Bertand Camus, directeur général de Suez et Antoine Frérot, président-directeur général de Veolia. Joël Saget / AFP

L’actualité des opérations de fusions-acquisitions en France est particulièrement marquée par l’offensive de Veolia, acteur majeur de la gestion de l’eau et des déchets, sur son concurrent Suez.

En effet, le lundi 5 octobre 2020, le groupe Engie a décidé de céder à Veolia près de 30 % des parts qu’il détient de son concurrent dans un contexte particulièrement polémique, dans lequel la présidence de la République est même accusée d’être intervenue dans le vote (ce que l’Élysée dément). Le 9 octobre, le tribunal judiciaire de Paris a d’ailleurs décidé de suspendre l’opération « tant que les comités sociaux et économiques concernés n’auront pas été informés et consultés quant aux décisions déjà prises ». Les deux entreprises ont annoncé qu’elles feraient appel de cette décision.

Au-delà de ce cas, ce type d’opérations fait régulièrement l’objet d’une forte médiatisation : General Electric – Alstom, Fiat Chrysler – PSA, Vivendi – Havas, Siemens – Alstom, etc. Régulièrement, elles conduisent même à l’intervention des plus hautes autorités de l’État, comme l’a encore montré le dossier Veolia-Suez.

Cette médiatisation s’explique par les craintes que suscitent les fusions-acquisitions, qui sont loin d’être spécifiques au secteur de l’eau et de la valorisation des déchets.

Peur de l’échec

Les craintes se cristallisent le plus souvent autour des difficultés d’une situation post-fusion ingérable, de pertes d’emplois, de position monopolistique, d’offre publique d’achat (OPA) future (ici sur Suez), et des incertitudes sur la rentabilité des sommes décaissées (estimées à près de 3,4 milliards d’euros dans le cas de Veolia).

Ces craintes s’expliquent également par les risques d’échecs des opérations de fusion-acquisition qui demeurent élevés. Les différentes études menées sur ces opérations s’accordent sur un taux d’échec approchant les 70 %.

Le 5 octobre, le groupe Engie a décidé de céder à Veolia près de 30 % des parts qu’il détient de Suez.
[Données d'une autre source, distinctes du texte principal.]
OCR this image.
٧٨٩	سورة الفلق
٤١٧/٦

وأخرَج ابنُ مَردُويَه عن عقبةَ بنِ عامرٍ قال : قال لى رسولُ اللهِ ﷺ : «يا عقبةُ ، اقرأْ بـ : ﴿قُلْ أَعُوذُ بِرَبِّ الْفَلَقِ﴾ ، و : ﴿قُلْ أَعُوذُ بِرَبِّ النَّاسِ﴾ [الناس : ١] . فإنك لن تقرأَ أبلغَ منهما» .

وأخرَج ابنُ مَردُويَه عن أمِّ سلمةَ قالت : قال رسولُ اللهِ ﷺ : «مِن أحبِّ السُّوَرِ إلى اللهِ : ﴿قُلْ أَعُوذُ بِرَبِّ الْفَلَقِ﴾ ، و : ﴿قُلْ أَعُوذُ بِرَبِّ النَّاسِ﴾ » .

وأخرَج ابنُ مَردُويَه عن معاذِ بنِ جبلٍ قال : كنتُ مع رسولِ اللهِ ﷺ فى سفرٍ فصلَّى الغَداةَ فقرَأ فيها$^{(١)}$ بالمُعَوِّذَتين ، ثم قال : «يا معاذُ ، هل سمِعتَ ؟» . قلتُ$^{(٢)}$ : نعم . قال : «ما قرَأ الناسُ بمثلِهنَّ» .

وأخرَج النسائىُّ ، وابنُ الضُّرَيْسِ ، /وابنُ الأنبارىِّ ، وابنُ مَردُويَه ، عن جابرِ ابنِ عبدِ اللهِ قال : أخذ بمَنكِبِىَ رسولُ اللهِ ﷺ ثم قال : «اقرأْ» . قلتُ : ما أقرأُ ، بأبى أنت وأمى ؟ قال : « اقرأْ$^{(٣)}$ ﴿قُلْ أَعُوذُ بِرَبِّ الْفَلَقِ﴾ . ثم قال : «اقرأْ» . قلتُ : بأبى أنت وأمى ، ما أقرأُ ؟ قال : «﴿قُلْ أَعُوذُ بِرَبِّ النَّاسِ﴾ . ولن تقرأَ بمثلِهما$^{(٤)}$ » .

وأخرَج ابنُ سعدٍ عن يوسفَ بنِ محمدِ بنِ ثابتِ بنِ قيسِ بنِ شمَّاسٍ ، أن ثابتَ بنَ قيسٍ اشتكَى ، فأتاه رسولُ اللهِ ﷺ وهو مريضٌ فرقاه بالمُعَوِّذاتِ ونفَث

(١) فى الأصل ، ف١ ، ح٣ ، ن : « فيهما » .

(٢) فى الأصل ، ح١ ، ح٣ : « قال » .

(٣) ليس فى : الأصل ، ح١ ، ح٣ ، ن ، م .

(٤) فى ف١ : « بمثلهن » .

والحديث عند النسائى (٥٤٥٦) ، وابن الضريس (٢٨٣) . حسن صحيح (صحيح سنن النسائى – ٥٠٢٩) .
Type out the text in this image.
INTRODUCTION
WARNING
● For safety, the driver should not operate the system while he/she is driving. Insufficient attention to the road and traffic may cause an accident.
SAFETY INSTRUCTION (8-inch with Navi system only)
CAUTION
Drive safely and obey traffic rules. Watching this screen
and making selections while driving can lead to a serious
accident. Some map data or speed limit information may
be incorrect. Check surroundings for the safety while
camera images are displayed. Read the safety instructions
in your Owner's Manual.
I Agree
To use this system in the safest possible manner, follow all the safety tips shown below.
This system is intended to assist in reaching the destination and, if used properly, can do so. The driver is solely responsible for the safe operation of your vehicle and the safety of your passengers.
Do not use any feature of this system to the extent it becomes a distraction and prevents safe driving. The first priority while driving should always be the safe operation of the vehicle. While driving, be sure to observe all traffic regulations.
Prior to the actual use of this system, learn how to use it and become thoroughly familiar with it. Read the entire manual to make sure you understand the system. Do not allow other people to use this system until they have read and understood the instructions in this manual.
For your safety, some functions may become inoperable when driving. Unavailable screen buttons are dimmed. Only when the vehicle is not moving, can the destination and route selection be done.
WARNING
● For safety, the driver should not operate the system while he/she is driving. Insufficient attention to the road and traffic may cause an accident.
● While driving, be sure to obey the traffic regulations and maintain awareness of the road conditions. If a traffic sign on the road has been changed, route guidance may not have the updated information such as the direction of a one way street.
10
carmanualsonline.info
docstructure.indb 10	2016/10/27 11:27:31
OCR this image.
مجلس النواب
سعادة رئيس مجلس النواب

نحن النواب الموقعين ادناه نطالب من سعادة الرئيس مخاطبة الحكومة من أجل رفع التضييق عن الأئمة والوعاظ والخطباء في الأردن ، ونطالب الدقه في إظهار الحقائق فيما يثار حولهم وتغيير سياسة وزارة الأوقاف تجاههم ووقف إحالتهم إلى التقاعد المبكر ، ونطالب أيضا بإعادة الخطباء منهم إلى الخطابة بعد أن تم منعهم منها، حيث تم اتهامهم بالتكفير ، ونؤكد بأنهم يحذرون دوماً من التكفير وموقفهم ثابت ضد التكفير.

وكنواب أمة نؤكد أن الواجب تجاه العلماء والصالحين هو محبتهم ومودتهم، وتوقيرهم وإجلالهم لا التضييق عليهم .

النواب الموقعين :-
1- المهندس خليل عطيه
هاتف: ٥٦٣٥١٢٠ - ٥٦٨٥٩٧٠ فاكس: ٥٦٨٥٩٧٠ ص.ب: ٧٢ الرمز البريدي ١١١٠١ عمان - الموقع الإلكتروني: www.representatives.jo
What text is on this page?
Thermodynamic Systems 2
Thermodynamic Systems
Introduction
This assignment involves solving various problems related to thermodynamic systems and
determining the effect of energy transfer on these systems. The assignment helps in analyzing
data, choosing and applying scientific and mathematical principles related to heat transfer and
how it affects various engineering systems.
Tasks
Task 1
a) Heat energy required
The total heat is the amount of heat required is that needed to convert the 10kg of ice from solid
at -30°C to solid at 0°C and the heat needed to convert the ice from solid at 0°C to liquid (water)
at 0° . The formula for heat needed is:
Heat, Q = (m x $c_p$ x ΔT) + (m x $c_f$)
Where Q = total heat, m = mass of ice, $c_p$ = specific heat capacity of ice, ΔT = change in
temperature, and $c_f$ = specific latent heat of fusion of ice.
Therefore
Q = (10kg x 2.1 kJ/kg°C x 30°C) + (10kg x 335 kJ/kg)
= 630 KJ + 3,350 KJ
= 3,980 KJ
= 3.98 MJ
Eric Piermont, Kenzo Tribouillard/AFP

Relevons cependant que ce qui est entendu par la performance de ces opérations varie considérablement selon les interlocuteurs.

Par exemple, en finance, elle peut se mesurer par la création de valeur pour les actionnaires (rentabilité, croissance du chiffre d’affaires, économie d’échelles) ou par l’abandon des opérations. En gestion des ressources humaines, ce peut être l’impact sur les licenciements ou sur le climat social ; en stratégie, la réalisation des objectifs stratégiques tels que le développement régional.

Si des intérêts stratégiques conduisent les groupes à maintenir de telles opérations, malgré des résultats financiers souvent décevants, il est particulièrement utile de s’intéresser aux facteurs postérieurs aux opérations de fusion-acquisition, explicatifs de leurs échecs ou de leurs succès.

Choisir son dispositif d’intégration

De nombreux travaux de recherche ont été menés sur la question. Sans être exhaustif, certains montrent le rôle des dirigeants et du leadership, d’autres se focalisent sur la gestion des différences culturelles, les relations humaines et l’identité, d’autres encore sur la gestion de l’incertitude et de l’ambiguïté, ou la vitesse d’intégration.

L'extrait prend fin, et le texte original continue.